I love good days, but I can also appreciate days like today that were “meh.” James Hoffman, known coffee expert, once did a great video about learning to taste coffee. A point he makes is that its ok to have “bad coffee” or “ok coffee.” If you do nothing but pursue the highest grade coffee that always tastes amazing, the definition of amazing changes.

Our measure of good is based on the contrast of bad; they must coexist in order for each to exist at all. That’s always been a beautiful truth to me, and so I take note of the good, and the bad as I experience them. It’s important to me that I remember both, maintain contrast, and appreciate both in tandem.

I made a standard.site aggregator

Found the domain docs.surf for $2.48 and couldn’t pass it up. I was already experimenting with Tap and how to index all Standard.site documents and publications, so it was just icing on the cake. Will do a bigger blog post on the whole process and architecture later this week but thoroughly enjoyed the data challenges and how the site turned out.

In other news/small updates:

  • My partner got two massive plants and the house has never felt better. Do not underestimate a lörge plant.

  • Got to take the telescope out this evening with my sons since it was slightly warmer than it has/will be.

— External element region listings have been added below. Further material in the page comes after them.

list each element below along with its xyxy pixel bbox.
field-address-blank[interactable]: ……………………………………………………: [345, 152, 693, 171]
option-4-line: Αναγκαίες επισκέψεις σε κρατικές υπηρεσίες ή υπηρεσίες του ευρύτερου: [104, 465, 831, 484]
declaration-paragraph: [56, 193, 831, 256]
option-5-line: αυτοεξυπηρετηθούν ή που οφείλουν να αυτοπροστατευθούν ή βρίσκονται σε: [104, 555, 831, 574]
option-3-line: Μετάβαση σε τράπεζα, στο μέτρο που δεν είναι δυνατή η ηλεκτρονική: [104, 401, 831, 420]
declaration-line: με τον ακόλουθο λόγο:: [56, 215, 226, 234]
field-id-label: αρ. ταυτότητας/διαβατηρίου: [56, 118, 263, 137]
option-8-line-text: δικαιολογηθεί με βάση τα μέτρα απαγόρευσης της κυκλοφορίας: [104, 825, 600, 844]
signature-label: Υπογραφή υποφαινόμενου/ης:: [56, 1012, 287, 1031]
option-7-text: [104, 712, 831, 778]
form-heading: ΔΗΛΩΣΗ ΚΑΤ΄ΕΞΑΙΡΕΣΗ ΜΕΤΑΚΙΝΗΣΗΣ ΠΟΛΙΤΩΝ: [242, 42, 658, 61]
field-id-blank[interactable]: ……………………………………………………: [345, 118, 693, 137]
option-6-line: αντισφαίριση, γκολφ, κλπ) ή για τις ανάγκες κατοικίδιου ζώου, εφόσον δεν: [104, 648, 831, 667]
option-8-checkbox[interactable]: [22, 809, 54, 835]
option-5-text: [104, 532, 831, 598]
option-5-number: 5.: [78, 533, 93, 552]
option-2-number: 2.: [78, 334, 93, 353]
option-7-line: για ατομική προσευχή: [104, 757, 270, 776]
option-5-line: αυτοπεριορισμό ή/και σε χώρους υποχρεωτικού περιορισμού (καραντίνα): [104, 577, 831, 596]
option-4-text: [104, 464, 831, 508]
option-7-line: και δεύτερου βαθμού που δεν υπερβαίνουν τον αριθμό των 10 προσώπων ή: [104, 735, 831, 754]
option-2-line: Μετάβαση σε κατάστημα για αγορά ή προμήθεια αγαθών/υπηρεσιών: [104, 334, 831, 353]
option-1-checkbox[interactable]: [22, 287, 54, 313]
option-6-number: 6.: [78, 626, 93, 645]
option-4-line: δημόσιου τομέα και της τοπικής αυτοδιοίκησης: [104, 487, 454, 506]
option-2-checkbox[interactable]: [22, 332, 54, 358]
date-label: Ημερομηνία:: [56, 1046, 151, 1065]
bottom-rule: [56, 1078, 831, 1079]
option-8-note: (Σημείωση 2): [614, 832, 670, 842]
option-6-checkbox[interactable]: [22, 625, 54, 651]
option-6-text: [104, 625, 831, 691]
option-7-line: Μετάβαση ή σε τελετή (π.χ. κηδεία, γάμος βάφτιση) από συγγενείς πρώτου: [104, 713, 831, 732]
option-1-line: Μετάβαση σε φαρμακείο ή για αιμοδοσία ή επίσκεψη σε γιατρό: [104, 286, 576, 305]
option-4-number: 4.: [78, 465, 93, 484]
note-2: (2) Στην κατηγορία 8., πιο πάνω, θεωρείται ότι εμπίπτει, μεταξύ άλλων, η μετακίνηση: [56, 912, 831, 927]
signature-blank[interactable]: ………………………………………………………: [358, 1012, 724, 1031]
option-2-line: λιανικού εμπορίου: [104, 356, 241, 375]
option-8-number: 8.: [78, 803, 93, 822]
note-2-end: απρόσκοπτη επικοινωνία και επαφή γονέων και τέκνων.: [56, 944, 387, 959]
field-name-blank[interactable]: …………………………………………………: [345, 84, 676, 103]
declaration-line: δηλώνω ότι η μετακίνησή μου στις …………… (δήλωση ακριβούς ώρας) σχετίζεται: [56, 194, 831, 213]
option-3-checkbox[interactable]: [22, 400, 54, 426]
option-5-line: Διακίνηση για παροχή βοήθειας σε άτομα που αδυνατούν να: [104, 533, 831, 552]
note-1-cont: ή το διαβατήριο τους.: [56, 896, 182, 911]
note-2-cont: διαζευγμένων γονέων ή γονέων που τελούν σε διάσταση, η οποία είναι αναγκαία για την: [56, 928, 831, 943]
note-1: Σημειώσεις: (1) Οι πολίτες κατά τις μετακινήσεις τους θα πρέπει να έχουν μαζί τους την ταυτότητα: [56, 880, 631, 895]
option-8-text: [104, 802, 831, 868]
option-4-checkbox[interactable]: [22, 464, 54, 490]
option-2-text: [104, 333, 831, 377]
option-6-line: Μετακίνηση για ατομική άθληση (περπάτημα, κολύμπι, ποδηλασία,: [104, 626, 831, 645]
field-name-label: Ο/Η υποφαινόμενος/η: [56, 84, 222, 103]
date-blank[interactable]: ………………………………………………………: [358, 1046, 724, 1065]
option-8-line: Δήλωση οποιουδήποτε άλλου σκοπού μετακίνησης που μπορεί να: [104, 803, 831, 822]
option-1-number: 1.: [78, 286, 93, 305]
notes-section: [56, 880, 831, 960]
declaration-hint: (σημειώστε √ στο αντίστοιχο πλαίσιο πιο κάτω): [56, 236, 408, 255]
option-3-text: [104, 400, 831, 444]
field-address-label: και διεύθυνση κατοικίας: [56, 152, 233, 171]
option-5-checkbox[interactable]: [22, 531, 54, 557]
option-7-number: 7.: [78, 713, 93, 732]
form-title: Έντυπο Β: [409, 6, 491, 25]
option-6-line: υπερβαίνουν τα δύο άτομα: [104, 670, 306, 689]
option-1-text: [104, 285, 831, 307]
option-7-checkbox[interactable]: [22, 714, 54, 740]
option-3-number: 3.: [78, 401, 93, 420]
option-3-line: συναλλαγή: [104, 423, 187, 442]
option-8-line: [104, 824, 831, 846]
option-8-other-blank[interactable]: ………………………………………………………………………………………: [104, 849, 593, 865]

Great time looking at Jupiter, Saturn, and even the Orion Nebula 🪐🔭

Until next time 🫡

Domain Steal

I’ve been messing around with the idea of building a feed of all standard.site documents and evolving it into an aggregator, and omg, it’s going great. Already have the infra down, and I just found the perfect domain for $2.48.

Stay tuned 🤫

Bird Lists

Today’s bird list was excellent, particularly excited I got to see a yellow bellied sapsucker (what a name lol)

bird list

If you haven’t given bird watching a shot I can’t recommend it enough. Ideally get a bird feeder so it’s easy to see birds come to your residence, but you can also go to just about any park. Bring a notebook, and if you can a pair of binoculars. Lastly be sure to download an app like Merlin Bird ID that can help you identify birds you see. While I may sound like an old geezer, there truly are few things more exciting than seeing a new bird or something that’s uncommon or rare. Zen hobby 10/10 no notes.

Tape Collection

My tape collection as of today 📼

tapes

Once you go down this path you find yourself rarely using a streaming service. The thrill of finding something good, listening with intent; Apple Music/Spotify could never.